Intestinal absorption of 125I-labelled lauryl thyrotropin-releasing hormone (Lau-TRH), a novel lipophilic derivative of TRH, was examined by rat in-situ closed intestinal loops. At a dose of 1 mumol per rat into the small intestine, a significant increase in percent of dose in plasma radioactivity of Lau-TRH was observed in comparison with that of TRH. A dose-dependent decrease in percent of dose in plasma radioactivity of TRH was noted, suggesting a saturable process of TRH transport. In contrast, the percent of dose in plasma radioactivity of Lau-TRH increased with increasing dose of Lau-TRH. The stability of TRH and Lau-TRH was studied in plasma and rat small intestinal homogenates. Lau-TRH was more stable than TRH in rat plasma.

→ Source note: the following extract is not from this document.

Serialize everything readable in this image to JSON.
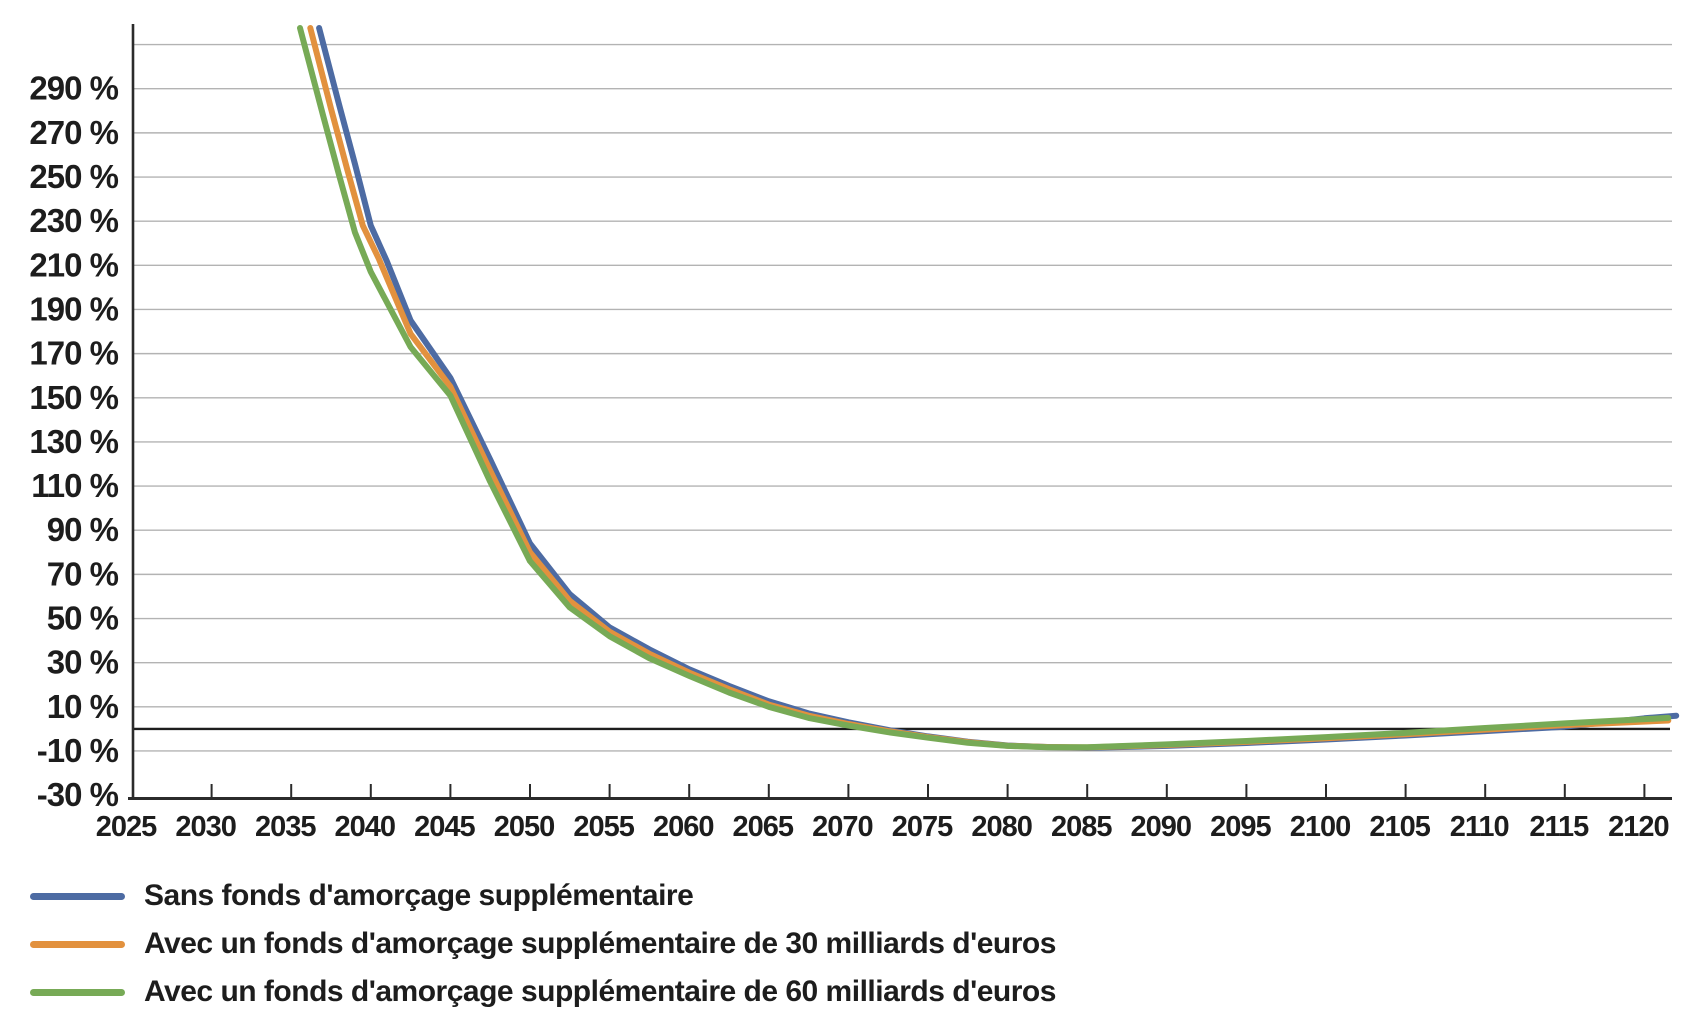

These results suggest that chemical modification of TRH with lauric acid may not only increase the lipophilicity of TRH but also reduce the degradation of TRH, resulting in the increased plasma radioactivity of TRH. On the other hand, Lau-TRH was gradually converted to TRH in the intestinal mucosal homogenate. These findings indicate that chemical modification of TRH with lauric acid might be a useful approach for improving the intestinal absorption of this peptide.